Interventions involving positive emotions had been utilized in samples of adults with breast cancer, type 2 diabetes, HIV, and even adults with asthma.
The interventions had been shown to be feasible and acceptable in clinical settings and could be delivered in‐person, over the phone, and online by trained facilitators.
Often, participants are taught to notice and savor positive events, express gratefulness towards others, engage in mindfulness, reappraise negative events in a positive light, and value their personal strengths.
Investigators noted that virtually no research had extended positive emotion health models to the area of pediatric asthma.
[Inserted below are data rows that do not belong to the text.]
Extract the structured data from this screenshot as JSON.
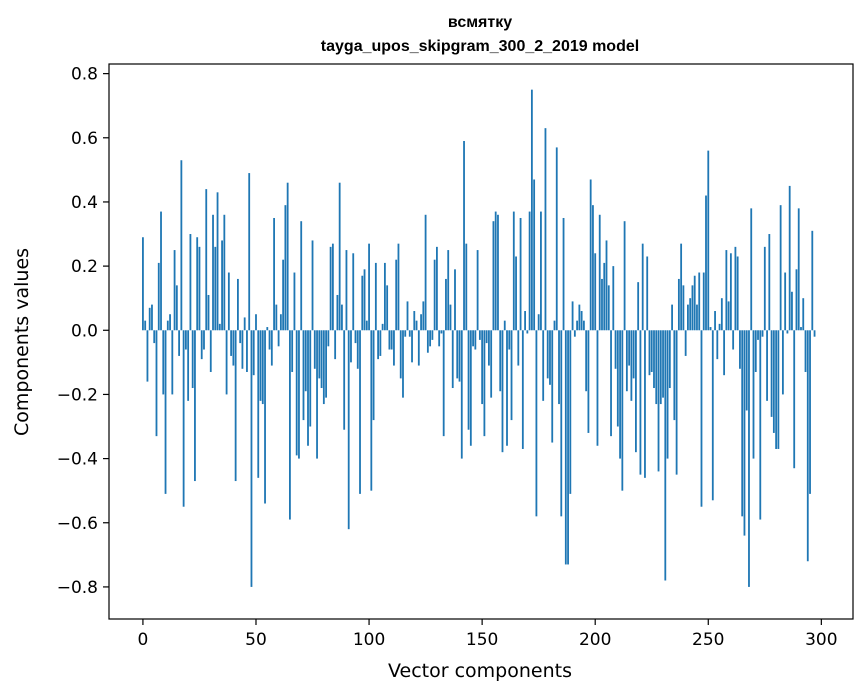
{
  "chart_data": {
    "type": "bar",
    "title_line1": "всмятку",
    "title_line2": "tayga_upos_skipgram_300_2_2019 model",
    "xlabel": "Vector components",
    "ylabel": "Components values",
    "xlim": [
      -15,
      314
    ],
    "ylim": [
      -0.9,
      0.83
    ],
    "xticks": [
      0,
      50,
      100,
      150,
      200,
      250,
      300
    ],
    "yticks": [
      -0.8,
      -0.6,
      -0.4,
      -0.2,
      0.0,
      0.2,
      0.4,
      0.6,
      0.8
    ],
    "ytick_labels": [
      "−0.8",
      "−0.6",
      "−0.4",
      "−0.2",
      "0.0",
      "0.2",
      "0.4",
      "0.6",
      "0.8"
    ],
    "grid": false,
    "color": "#1f77b4",
    "values": [
      0.29,
      0.03,
      -0.16,
      0.07,
      0.08,
      -0.04,
      -0.33,
      0.21,
      0.37,
      -0.2,
      -0.51,
      0.03,
      0.05,
      -0.2,
      0.25,
      0.14,
      -0.08,
      0.53,
      -0.55,
      -0.06,
      -0.22,
      0.3,
      -0.18,
      -0.47,
      0.29,
      0.26,
      -0.09,
      -0.06,
      0.44,
      0.11,
      -0.13,
      0.36,
      0.26,
      0.43,
      0.02,
      0.28,
      0.36,
      -0.2,
      0.18,
      -0.08,
      -0.11,
      -0.47,
      0.16,
      -0.04,
      -0.12,
      0.04,
      -0.13,
      0.49,
      -0.8,
      -0.14,
      0.05,
      -0.46,
      -0.22,
      -0.23,
      -0.54,
      0.01,
      -0.06,
      -0.11,
      0.35,
      0.08,
      -0.05,
      0.05,
      0.22,
      0.39,
      0.46,
      -0.59,
      -0.13,
      0.18,
      -0.39,
      -0.4,
      0.34,
      -0.28,
      -0.19,
      -0.36,
      -0.3,
      0.28,
      -0.12,
      -0.4,
      -0.15,
      -0.18,
      -0.23,
      -0.21,
      -0.05,
      0.26,
      0.27,
      -0.09,
      0.11,
      0.46,
      0.08,
      -0.31,
      0.25,
      -0.62,
      -0.1,
      0.24,
      -0.04,
      -0.12,
      -0.51,
      0.17,
      0.19,
      0.03,
      0.27,
      -0.5,
      -0.28,
      0.21,
      -0.09,
      -0.08,
      0.02,
      0.21,
      0.14,
      -0.06,
      -0.06,
      -0.11,
      0.22,
      0.27,
      -0.15,
      -0.21,
      -0.02,
      0.09,
      -0.02,
      -0.1,
      0.06,
      0.03,
      -0.11,
      0.05,
      0.09,
      0.36,
      -0.07,
      -0.05,
      -0.03,
      0.22,
      0.26,
      -0.05,
      -0.01,
      -0.33,
      0.16,
      0.25,
      0.08,
      -0.18,
      0.19,
      -0.15,
      -0.16,
      -0.4,
      0.59,
      0.27,
      -0.31,
      -0.36,
      -0.05,
      -0.06,
      0.25,
      -0.03,
      -0.23,
      -0.33,
      -0.04,
      -0.11,
      -0.21,
      0.34,
      0.37,
      0.36,
      -0.19,
      -0.38,
      0.03,
      -0.36,
      -0.06,
      -0.28,
      0.37,
      0.23,
      -0.11,
      0.35,
      -0.37,
      0.06,
      -0.01,
      0.37,
      0.75,
      0.47,
      -0.58,
      0.05,
      0.37,
      -0.22,
      0.63,
      -0.15,
      -0.17,
      -0.35,
      0.03,
      0.57,
      -0.23,
      -0.58,
      0.35,
      -0.73,
      -0.73,
      -0.51,
      0.09,
      -0.02,
      0.03,
      0.08,
      0.06,
      0.03,
      -0.19,
      -0.32,
      0.47,
      0.39,
      0.24,
      -0.36,
      0.36,
      0.16,
      0.21,
      0.28,
      0.14,
      -0.33,
      0.2,
      -0.12,
      -0.3,
      -0.4,
      -0.5,
      0.34,
      -0.19,
      -0.11,
      -0.22,
      -0.15,
      -0.38,
      0.15,
      -0.45,
      0.27,
      -0.46,
      0.23,
      -0.14,
      -0.13,
      -0.18,
      -0.23,
      -0.44,
      -0.23,
      -0.21,
      -0.78,
      -0.4,
      -0.18,
      0.08,
      -0.28,
      -0.45,
      0.16,
      0.27,
      0.14,
      -0.08,
      0.08,
      0.1,
      0.14,
      0.17,
      0.08,
      0.18,
      -0.55,
      0.18,
      0.42,
      0.56,
      0.01,
      -0.53,
      0.06,
      -0.09,
      0.02,
      0.1,
      -0.14,
      0.25,
      0.09,
      0.24,
      -0.06,
      0.26,
      0.23,
      -0.12,
      -0.58,
      -0.64,
      -0.25,
      -0.8,
      0.38,
      -0.4,
      -0.13,
      -0.03,
      -0.59,
      -0.02,
      0.26,
      -0.22,
      0.3,
      -0.27,
      -0.32,
      -0.37,
      -0.37,
      0.39,
      -0.2,
      0.18,
      -0.01,
      0.45,
      0.12,
      -0.43,
      0.19,
      0.38,
      0.01,
      0.1,
      -0.13,
      -0.72,
      -0.51,
      0.31,
      -0.02
    ]
  }
}
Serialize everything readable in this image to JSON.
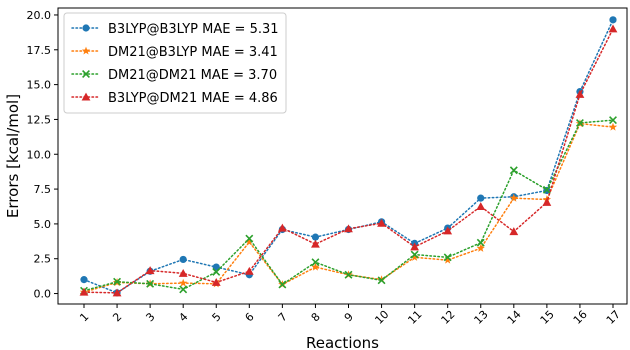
{
  "chart_data": {
    "type": "line",
    "xlabel": "Reactions",
    "ylabel": "Errors [kcal/mol]",
    "categories": [
      "1",
      "2",
      "3",
      "4",
      "5",
      "6",
      "7",
      "8",
      "9",
      "10",
      "11",
      "12",
      "13",
      "14",
      "15",
      "16",
      "17"
    ],
    "ylim": [
      -0.75,
      20.5
    ],
    "yticks": [
      0.0,
      2.5,
      5.0,
      7.5,
      10.0,
      12.5,
      15.0,
      17.5,
      20.0
    ],
    "ytick_labels": [
      "0.0",
      "2.5",
      "5.0",
      "7.5",
      "10.0",
      "12.5",
      "15.0",
      "17.5",
      "20.0"
    ],
    "grid": false,
    "legend_position": "top-left",
    "series": [
      {
        "name": "B3LYP@B3LYP MAE = 5.31",
        "color": "#1f77b4",
        "marker": "circle",
        "values": [
          1.0,
          0.05,
          1.6,
          2.45,
          1.9,
          1.35,
          4.6,
          4.05,
          4.6,
          5.15,
          3.6,
          4.7,
          6.85,
          6.95,
          7.4,
          14.5,
          19.65
        ]
      },
      {
        "name": "DM21@B3LYP MAE = 3.41",
        "color": "#ff7f0e",
        "marker": "star",
        "values": [
          0.1,
          0.8,
          0.7,
          0.75,
          0.7,
          3.7,
          0.65,
          1.9,
          1.35,
          1.0,
          2.6,
          2.4,
          3.25,
          6.85,
          6.75,
          12.2,
          11.95
        ]
      },
      {
        "name": "DM21@DM21 MAE = 3.70",
        "color": "#2ca02c",
        "marker": "x",
        "values": [
          0.2,
          0.85,
          0.7,
          0.3,
          1.55,
          3.95,
          0.65,
          2.25,
          1.35,
          0.95,
          2.8,
          2.6,
          3.65,
          8.85,
          7.45,
          12.25,
          12.45
        ]
      },
      {
        "name": "B3LYP@DM21 MAE = 4.86",
        "color": "#d62728",
        "marker": "triangle",
        "values": [
          0.1,
          0.05,
          1.65,
          1.45,
          0.8,
          1.6,
          4.7,
          3.55,
          4.65,
          5.05,
          3.35,
          4.5,
          6.25,
          4.45,
          6.55,
          14.3,
          19.0
        ]
      }
    ]
  }
}
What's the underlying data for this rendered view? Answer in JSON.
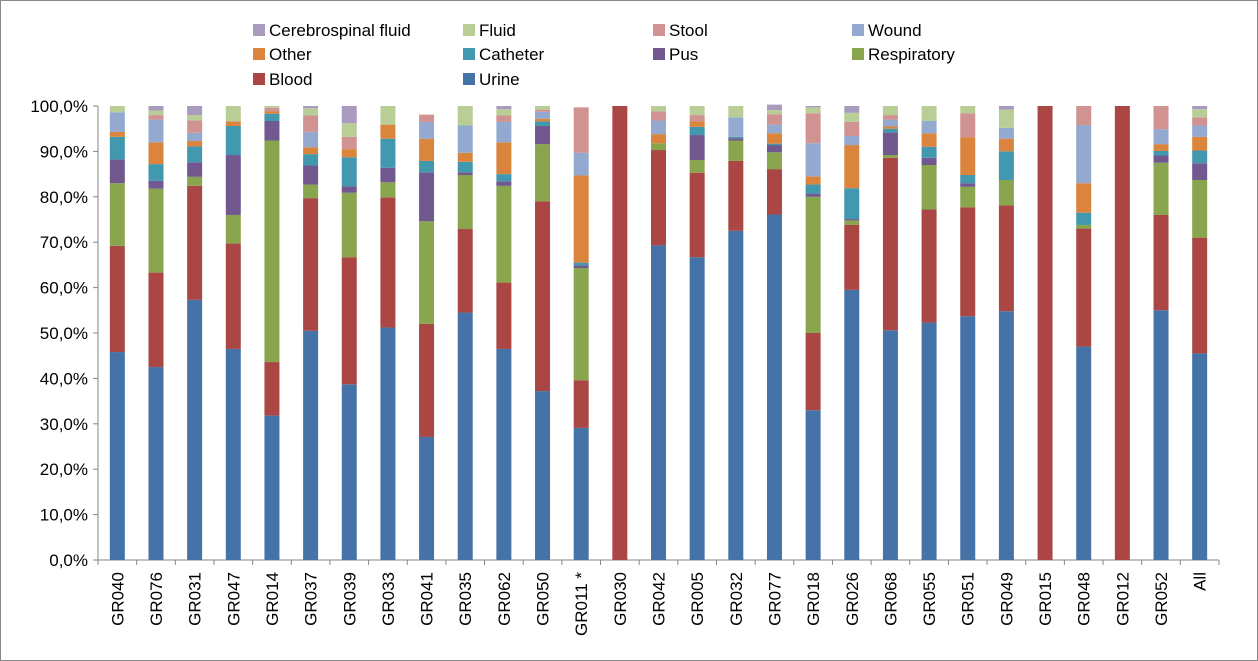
{
  "chart_data": {
    "type": "bar",
    "stacked": true,
    "percent_stacked": true,
    "categories": [
      "GR040",
      "GR076",
      "GR031",
      "GR047",
      "GR014",
      "GR037",
      "GR039",
      "GR033",
      "GR041",
      "GR035",
      "GR062",
      "GR050",
      "GR011 *",
      "GR030",
      "GR042",
      "GR005",
      "GR032",
      "GR077",
      "GR018",
      "GR026",
      "GR068",
      "GR055",
      "GR051",
      "GR049",
      "GR015",
      "GR048",
      "GR012",
      "GR052",
      "All"
    ],
    "ylim": [
      0,
      100
    ],
    "yticks": [
      "0,0%",
      "10,0%",
      "20,0%",
      "30,0%",
      "40,0%",
      "50,0%",
      "60,0%",
      "70,0%",
      "80,0%",
      "90,0%",
      "100,0%"
    ],
    "grid": false,
    "legend_position": "top",
    "legend_order": [
      "Cerebrospinal fluid",
      "Fluid",
      "Stool",
      "Wound",
      "Other",
      "Catheter",
      "Pus",
      "Respiratory",
      "Blood",
      "Urine"
    ],
    "series": [
      {
        "name": "Urine",
        "color": "#4573A7",
        "values": [
          45.8,
          42.5,
          57.3,
          46.5,
          31.8,
          50.5,
          38.7,
          51.2,
          27.1,
          54.5,
          46.5,
          37.2,
          29.1,
          0,
          69.3,
          66.7,
          72.5,
          76.1,
          33.0,
          59.5,
          50.6,
          52.3,
          53.7,
          54.8,
          0,
          47.0,
          0,
          55.0,
          45.5
        ]
      },
      {
        "name": "Blood",
        "color": "#AA4643",
        "values": [
          23.4,
          20.8,
          25.1,
          23.2,
          11.8,
          29.2,
          28.0,
          28.7,
          24.9,
          18.4,
          14.6,
          41.8,
          10.5,
          100,
          21.0,
          18.6,
          15.4,
          10.0,
          17.0,
          14.3,
          38.0,
          24.9,
          24.0,
          23.3,
          100,
          26.0,
          100,
          21.0,
          25.5
        ]
      },
      {
        "name": "Respiratory",
        "color": "#89A54E",
        "values": [
          13.8,
          18.5,
          2.0,
          6.3,
          48.8,
          3.0,
          14.2,
          3.3,
          22.6,
          11.9,
          21.3,
          12.6,
          24.7,
          0,
          1.5,
          2.8,
          4.5,
          3.7,
          30.0,
          1.0,
          0.6,
          9.8,
          4.5,
          5.6,
          0,
          0.8,
          0,
          11.5,
          12.7
        ]
      },
      {
        "name": "Pus",
        "color": "#71588F",
        "values": [
          5.2,
          1.7,
          3.2,
          13.2,
          4.3,
          4.2,
          1.4,
          3.2,
          10.8,
          0.6,
          1.0,
          4.0,
          0.6,
          0,
          0,
          5.5,
          0.5,
          1.6,
          0.7,
          0.3,
          5.0,
          1.6,
          0.8,
          0,
          0,
          0,
          0,
          1.6,
          3.7
        ]
      },
      {
        "name": "Catheter",
        "color": "#4198AF",
        "values": [
          5.0,
          3.7,
          3.5,
          6.4,
          1.6,
          2.5,
          6.4,
          6.4,
          2.5,
          2.3,
          1.6,
          1.0,
          0.6,
          0,
          0,
          1.8,
          0.3,
          0.3,
          2.0,
          6.8,
          0.8,
          2.4,
          1.8,
          6.3,
          0,
          2.7,
          0,
          1.0,
          2.8
        ]
      },
      {
        "name": "Other",
        "color": "#DB843D",
        "values": [
          1.1,
          4.8,
          1.2,
          1.0,
          0.5,
          1.5,
          1.8,
          3.1,
          4.9,
          2.0,
          7.0,
          0.6,
          19.2,
          0,
          2.0,
          1.2,
          0,
          2.3,
          1.8,
          9.5,
          0.5,
          3.0,
          8.3,
          2.8,
          0,
          6.5,
          0,
          1.5,
          3.0
        ]
      },
      {
        "name": "Wound",
        "color": "#93A9CF",
        "values": [
          4.3,
          5.0,
          1.8,
          0,
          0,
          3.4,
          0,
          0,
          3.7,
          6.0,
          4.5,
          1.5,
          5.0,
          0,
          3.0,
          0,
          4.3,
          1.9,
          7.3,
          2.0,
          1.5,
          2.7,
          0,
          2.4,
          0,
          12.8,
          0,
          3.3,
          2.5
        ]
      },
      {
        "name": "Stool",
        "color": "#D19392",
        "values": [
          0,
          1.0,
          2.7,
          0,
          0.8,
          3.6,
          2.7,
          0,
          1.6,
          0,
          1.4,
          0.5,
          10.0,
          0,
          2.0,
          1.4,
          0,
          2.3,
          6.6,
          3.1,
          1.0,
          0,
          5.3,
          0,
          0,
          4.2,
          0,
          5.1,
          1.8
        ]
      },
      {
        "name": "Fluid",
        "color": "#B9CD96",
        "values": [
          1.4,
          1.0,
          1.2,
          3.4,
          0.4,
          1.6,
          3.0,
          4.1,
          0,
          4.3,
          1.4,
          0.8,
          0,
          0,
          1.2,
          2.0,
          2.5,
          0.9,
          1.3,
          2.0,
          2.0,
          3.3,
          1.6,
          4.0,
          0,
          0,
          0,
          0,
          1.8
        ]
      },
      {
        "name": "Cerebrospinal fluid",
        "color": "#A99BBD",
        "values": [
          0,
          1.0,
          2.0,
          0,
          0,
          0.5,
          3.8,
          0,
          0,
          0,
          0.7,
          0,
          0,
          0,
          0,
          0,
          0,
          1.2,
          0.3,
          1.5,
          0,
          0,
          0,
          0.8,
          0,
          0,
          0,
          0,
          0.7
        ]
      }
    ]
  }
}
However, they believed future basic science work could assess simple associations between positive emotion and asthma over the course of several weeks or months.
Jenkins and colleagues believed positive emotion interventions provided a framework for future research, which they posed could be especially important in light of the COVID-19 pandemic.
The pandemic had greatly increased concerns of families of children with asthma, with difficulties in obtaining medications and reduced access to care having been reported.
“Additionally, unanswered questions about contraction risk and disease severity of COVID‐19 in this population still remain,” the team wrote, “Taken together, positive emotion interventions may be a timely and theoretically grounded tool for helping to improve the lives of children suffering from asthma.”
The review, “Applying theoretical models of positive emotion to improve pediatric asthma: A positive psychology approach,” was published online in Pediatric Pulmonology.